ずっとあなたの側にいてあげられない
暖かな日差しが戻った朝と昼との間の静かな隙間、吉彦はまだ眠気の醒めない中にいて、まだ体の端々に残る気怠さに身を委ねていた。
カーテンの少しの隙間からでも明るい日差しが差し込んで、無邪気に自慢する子供のように暖かな陽気を伝えていた。
土砂降りの雨が降っていた空は、翻って今朝は晴天霹靂で、とてもサッパリとした爽やかな女性のように溌剌としている。
彼はエイッヤッと少し背筋に気を入れて体を起こす。
流行る日差しに応えるべく、カーテンを開け、申し訳程度に日差しを浴びた。朝の光に目を細め、ゆっくりと階段を降りて食卓のあるリビングへと向かった。
次第に家の中にある小さな工場の小さな騒がしさが聞こえてくる。
彼は扉を開けて妻・幸子の顔に目をやった。
「あ、おはよう〜。もう起きたのね。昨日、遅かったからもう少し寝てるかと思ったわ。」
「ああ、目が覚めたから朝メシ食おうと思って。」
「うん、今から用意するね。」
幸子はそう言って、お気に入りの白と黒のフリルの付いたエプロンを結び直して朝ご飯の支度を始めた。
彼はいつものように見るでもないテレビ画面を付けて、一番煩くないのに合わせて、一先ずは目線を預ける。
ただ頭の中で眠ったままの思考を呼び覚ましている。
「はい、できたよ。」
「う、うん。」
「大丈夫?すごく眠たそうだけど。疲れ溜まってるみたいね。」
吉彦と幸子は結婚してもう今年で25年を過ぎていた。
しかし、不思議と彼の中で妻・幸子はずっと昔の彼女のままで変わらない。
彼が他の夫婦と比べて、唯一優越に浸ることのできるものであり、それは彼の幸せを裏付けしてくれるものであった。
彼にとって幸子の為に生きることが幸せそのものであり、それが人生の最高の幸せであると思っていた。
「あまり無理しないでね。倒れたら大変だよ。」
「大丈夫、大丈夫」
そういって大きく頷いて笑ってみせる。
「もう、心配ばっかりさせて。」
幸子はそう言って、吉彦のことをとても心配そうに見つめる。
彼は彼で、悪気なく幸子が心配してくれることが嬉しいのである。
「今日さ、朋子さんとお出かけしてもいい?久しぶりにデパートにお食事行こうって誘われてるの。ねぇ、いいでしょ?」
「まあ、いいよ。もう行くことになってるんだろ。」
「うん、まあね(笑)」
彼女は方を口をすぼませてお馴染みの表情をすると、変わらず満面の笑みを見せた。
「あなたももっと好きなことしていいんだよ。少しは蓄えはあるんだし、働いてばっかりいないで誰かお友達と遊んだきても私は大丈夫だよ。」
「俺は別にいいよ。いいから行っておいで。」
「またぁ、私ばっかりなんか悪い人になっちゃう。分かったわよ。」
そう出かける支度をしにそそくさと2階にを上がっていく幸子。
吉彦は同僚の矢島と話したことを思い出していた。
「あなた、自分のことは自分でちゃんとしてね。もし私が死んじゃったら、わたしはずっとあなたの側に居られないんだから。心配させないで。」
彼は矢島が彼の奥さんに言われて、話した時の曇った顔を思い出した。。
「木村さん、俺もね、その時は軽く返事をしたんだけど、後になって考えると、何だか変な気持ちになってきちゃってね。すいませんね、変なこと言うようで。
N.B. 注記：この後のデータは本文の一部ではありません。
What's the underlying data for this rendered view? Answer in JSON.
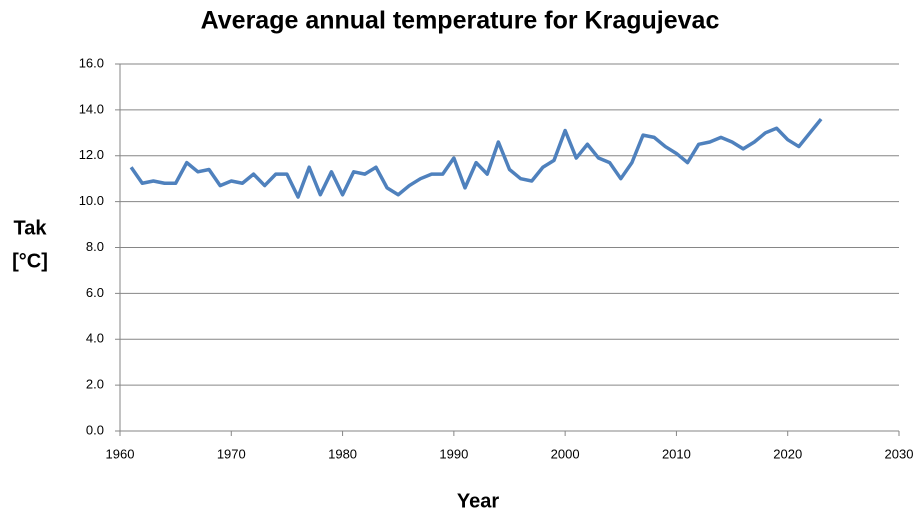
{
  "chart_data": {
    "type": "line",
    "title": "Average annual temperature for Kragujevac",
    "x_label": "Year",
    "y_label": [
      "Tak",
      "[°C]"
    ],
    "x": [
      1961,
      1962,
      1963,
      1964,
      1965,
      1966,
      1967,
      1968,
      1969,
      1970,
      1971,
      1972,
      1973,
      1974,
      1975,
      1976,
      1977,
      1978,
      1979,
      1980,
      1981,
      1982,
      1983,
      1984,
      1985,
      1986,
      1987,
      1988,
      1989,
      1990,
      1991,
      1992,
      1993,
      1994,
      1995,
      1996,
      1997,
      1998,
      1999,
      2000,
      2001,
      2002,
      2003,
      2004,
      2005,
      2006,
      2007,
      2008,
      2009,
      2010,
      2011,
      2012,
      2013,
      2014,
      2015,
      2016,
      2017,
      2018,
      2019,
      2020,
      2021,
      2022,
      2023
    ],
    "values": [
      11.5,
      10.8,
      10.9,
      10.8,
      10.8,
      11.7,
      11.3,
      11.4,
      10.7,
      10.9,
      10.8,
      11.2,
      10.7,
      11.2,
      11.2,
      10.2,
      11.5,
      10.3,
      11.3,
      10.3,
      11.3,
      11.2,
      11.5,
      10.6,
      10.3,
      10.7,
      11.0,
      11.2,
      11.2,
      11.9,
      10.6,
      11.7,
      11.2,
      12.6,
      11.4,
      11.0,
      10.9,
      11.5,
      11.8,
      13.1,
      11.9,
      12.5,
      11.9,
      11.7,
      11.0,
      11.7,
      12.9,
      12.8,
      12.4,
      12.1,
      11.7,
      12.5,
      12.6,
      12.8,
      12.6,
      12.3,
      12.6,
      13.0,
      13.2,
      12.7,
      12.4,
      13.0,
      13.6
    ],
    "color": "#4f81bd",
    "xlim": [
      1960,
      2030
    ],
    "xticks": [
      1960,
      1970,
      1980,
      1990,
      2000,
      2010,
      2020,
      2030
    ],
    "ylim": [
      0,
      16
    ],
    "yticks": [
      {
        "value": 0,
        "label": "0.0"
      },
      {
        "value": 2,
        "label": "2.0"
      },
      {
        "value": 4,
        "label": "4.0"
      },
      {
        "value": 6,
        "label": "6.0"
      },
      {
        "value": 8,
        "label": "8.0"
      },
      {
        "value": 10,
        "label": "10.0"
      },
      {
        "value": 12,
        "label": "12.0"
      },
      {
        "value": 14,
        "label": "14.0"
      },
      {
        "value": 16,
        "label": "16.0"
      }
    ],
    "grid": true
  }
}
俺はもしもアイツが居なくなったらって考えると、全部が消えてなくなるような気がしたんですよ。悲しくなって俺まで消えてなくなってしまうようなね。」
矢島と吉彦は一つ違いである。
矢島も妻のことを愛していた、似た者同士であった。
「あなた、行ってくるわね。帰りは3時頃になると思うけど。お昼何か適当に食べてて。ご飯は炊いてるからね。」
そう言って、彼女はいつもより上品にし立てた黒でタイトなワンピースを身に纏い、玄関を足早に出ていった。
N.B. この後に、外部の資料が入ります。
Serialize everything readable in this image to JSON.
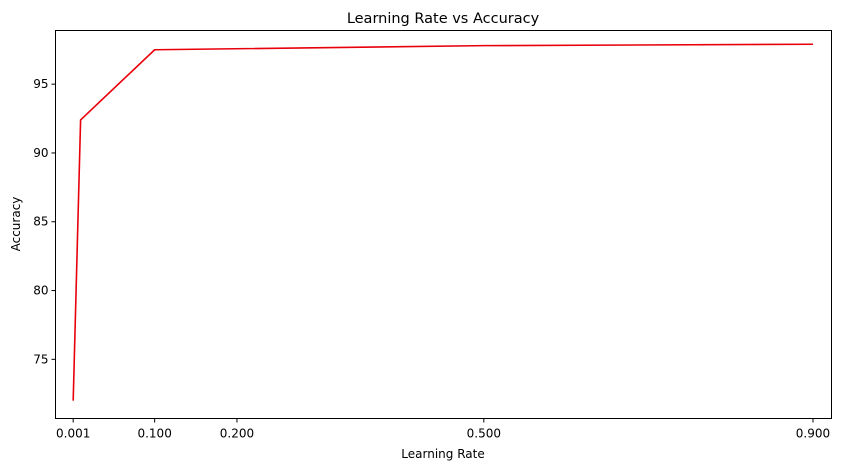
{
  "chart_data": {
    "type": "line",
    "title": "Learning Rate vs Accuracy",
    "xlabel": "Learning Rate",
    "ylabel": "Accuracy",
    "x_ticks": [
      0.001,
      0.1,
      0.2,
      0.5,
      0.9
    ],
    "x_tick_labels": [
      "0.001",
      "0.100",
      "0.200",
      "0.500",
      "0.900"
    ],
    "y_ticks": [
      75,
      80,
      85,
      90,
      95
    ],
    "y_tick_labels": [
      "75",
      "80",
      "85",
      "90",
      "95"
    ],
    "xlim": [
      -0.0205,
      0.9225
    ],
    "ylim": [
      70.7,
      98.9
    ],
    "grid": false,
    "series": [
      {
        "color": "#e8000b",
        "x": [
          0.001,
          0.01,
          0.1,
          0.5,
          0.9
        ],
        "y": [
          72.0,
          92.4,
          97.5,
          97.8,
          97.9
        ]
      }
    ]
  }
}
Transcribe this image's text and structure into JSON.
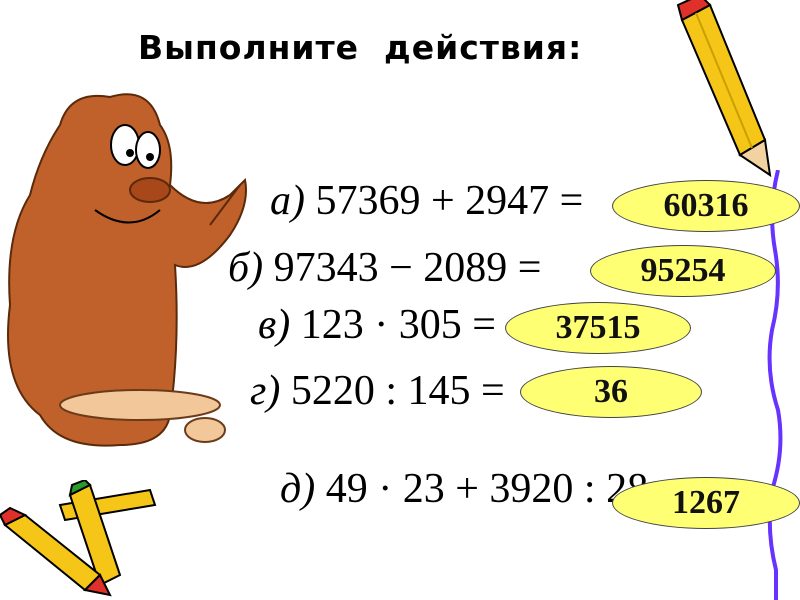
{
  "title": "Выполните  действия:",
  "exercises": [
    {
      "label": "а)",
      "expression": "57369 + 2947 =",
      "answer": "60316"
    },
    {
      "label": "б)",
      "expression": "97343 − 2089 =",
      "answer": "95254"
    },
    {
      "label": "в)",
      "expression": "123 · 305 =",
      "answer": "37515"
    },
    {
      "label": "г)",
      "expression": "5220 : 145 =",
      "answer": "36"
    },
    {
      "label": "д)",
      "expression": "49 · 23 + 3920 : 28 =",
      "answer": "1267"
    }
  ],
  "colors": {
    "answer_bg": "#ffff73",
    "line": "#6633ff",
    "creature": "#c0602a",
    "pencil": "#f5c518"
  },
  "illustrations": [
    "cartoon-creature",
    "pencil",
    "crayons"
  ]
}
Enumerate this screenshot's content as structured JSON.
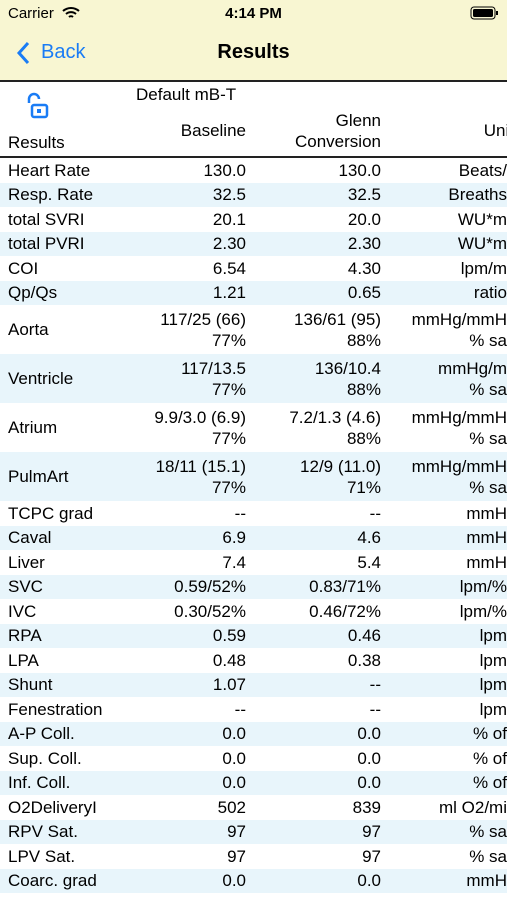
{
  "status_bar": {
    "carrier": "Carrier",
    "time": "4:14 PM"
  },
  "nav": {
    "back": "Back",
    "title": "Results"
  },
  "table": {
    "header": {
      "preset": "Default mB-T",
      "label": "Results",
      "baseline": "Baseline",
      "glenn": "Glenn\nConversion",
      "unit": "Unit"
    },
    "rows": [
      [
        "Heart Rate",
        "130.0",
        "130.0",
        "Beats/"
      ],
      [
        "Resp. Rate",
        "32.5",
        "32.5",
        "Breaths"
      ],
      [
        "total SVRI",
        "20.1",
        "20.0",
        "WU*m"
      ],
      [
        "total PVRI",
        "2.30",
        "2.30",
        "WU*m"
      ],
      [
        "COI",
        "6.54",
        "4.30",
        "lpm/m"
      ],
      [
        "Qp/Qs",
        "1.21",
        "0.65",
        "ratio"
      ],
      [
        "Aorta",
        "117/25 (66)\n77%",
        "136/61 (95)\n88%",
        "mmHg/mmH\n% sa"
      ],
      [
        "Ventricle",
        "117/13.5\n77%",
        "136/10.4\n88%",
        "mmHg/m\n% sa"
      ],
      [
        "Atrium",
        "9.9/3.0 (6.9)\n77%",
        "7.2/1.3 (4.6)\n88%",
        "mmHg/mmH\n% sa"
      ],
      [
        "PulmArt",
        "18/11 (15.1)\n77%",
        "12/9 (11.0)\n71%",
        "mmHg/mmH\n% sa"
      ],
      [
        "TCPC grad",
        "--",
        "--",
        "mmH"
      ],
      [
        "Caval",
        "6.9",
        "4.6",
        "mmH"
      ],
      [
        "Liver",
        "7.4",
        "5.4",
        "mmH"
      ],
      [
        "SVC",
        "0.59/52%",
        "0.83/71%",
        "lpm/%"
      ],
      [
        "IVC",
        "0.30/52%",
        "0.46/72%",
        "lpm/%"
      ],
      [
        "RPA",
        "0.59",
        "0.46",
        "lpm"
      ],
      [
        "LPA",
        "0.48",
        "0.38",
        "lpm"
      ],
      [
        "Shunt",
        "1.07",
        "--",
        "lpm"
      ],
      [
        "Fenestration",
        "--",
        "--",
        "lpm"
      ],
      [
        "A-P Coll.",
        "0.0",
        "0.0",
        "% of"
      ],
      [
        "Sup. Coll.",
        "0.0",
        "0.0",
        "% of"
      ],
      [
        "Inf. Coll.",
        "0.0",
        "0.0",
        "% of"
      ],
      [
        "O2DeliveryI",
        "502",
        "839",
        "ml O2/mi"
      ],
      [
        "RPV Sat.",
        "97",
        "97",
        "% sa"
      ],
      [
        "LPV Sat.",
        "97",
        "97",
        "% sa"
      ],
      [
        "Coarc. grad",
        "0.0",
        "0.0",
        "mmH"
      ]
    ]
  }
}
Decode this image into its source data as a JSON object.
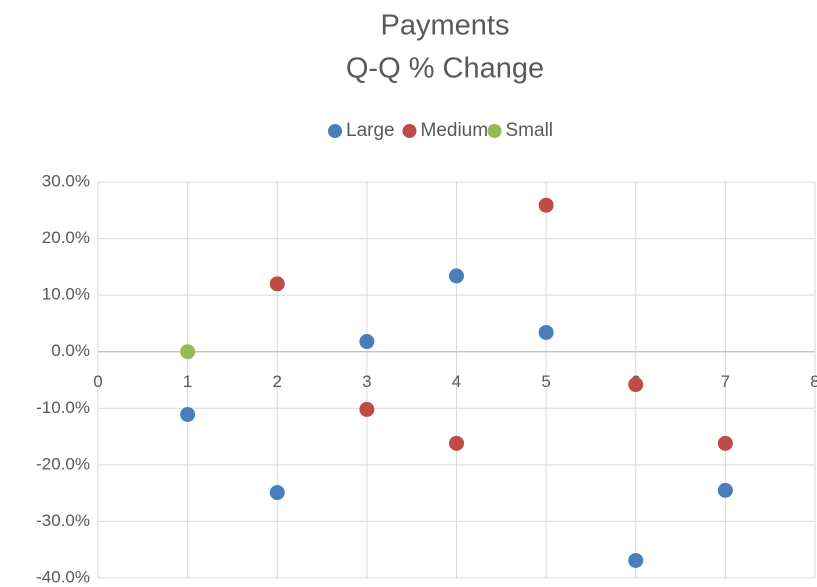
{
  "chart_data": {
    "type": "scatter",
    "title": "Payments",
    "subtitle": "Q-Q % Change",
    "series": [
      {
        "name": "Large",
        "color": "#4a7ebb",
        "x": [
          1,
          2,
          3,
          4,
          5,
          6,
          7
        ],
        "values": [
          -11.1,
          -24.9,
          1.8,
          13.4,
          3.4,
          -36.9,
          -24.5
        ]
      },
      {
        "name": "Medium",
        "color": "#be4b48",
        "x": [
          2,
          3,
          4,
          5,
          6,
          7
        ],
        "values": [
          12.0,
          -10.2,
          -16.2,
          25.9,
          -5.8,
          -16.2
        ]
      },
      {
        "name": "Small",
        "color": "#98b954",
        "x": [
          1
        ],
        "values": [
          0
        ]
      }
    ],
    "xlim": [
      0,
      8
    ],
    "xticks": [
      0,
      1,
      2,
      3,
      4,
      5,
      6,
      7,
      8
    ],
    "ylim": [
      -40,
      30
    ],
    "yticks": [
      {
        "value": -40,
        "label": "-40.0%"
      },
      {
        "value": -30,
        "label": "-30.0%"
      },
      {
        "value": -20,
        "label": "-20.0%"
      },
      {
        "value": -10,
        "label": "-10.0%"
      },
      {
        "value": 0,
        "label": "0.0%"
      },
      {
        "value": 10,
        "label": "10.0%"
      },
      {
        "value": 20,
        "label": "20.0%"
      },
      {
        "value": 30,
        "label": "30.0%"
      }
    ],
    "grid": true,
    "legend": "top"
  }
}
扉が閉まる瞬間、外の空気が彼女の残り香を連れてくる。
吉彦はそれから何をするでもなく、暇を持て余してはソファーに体をドカリと預けて幸子を待つという休日を過ごすのである。
彼はテレビの大きな画面とスマートフォンの小さなソレとを往復しながら、帰りをずっとずっと待っている。
家の庭の前の公園では、子供達の無邪気に遊ぶ姿が見える。
男の子も女の子も小さな子も大きな子も一緒にただ駆け回って。
それを見ながらずっと待っていた。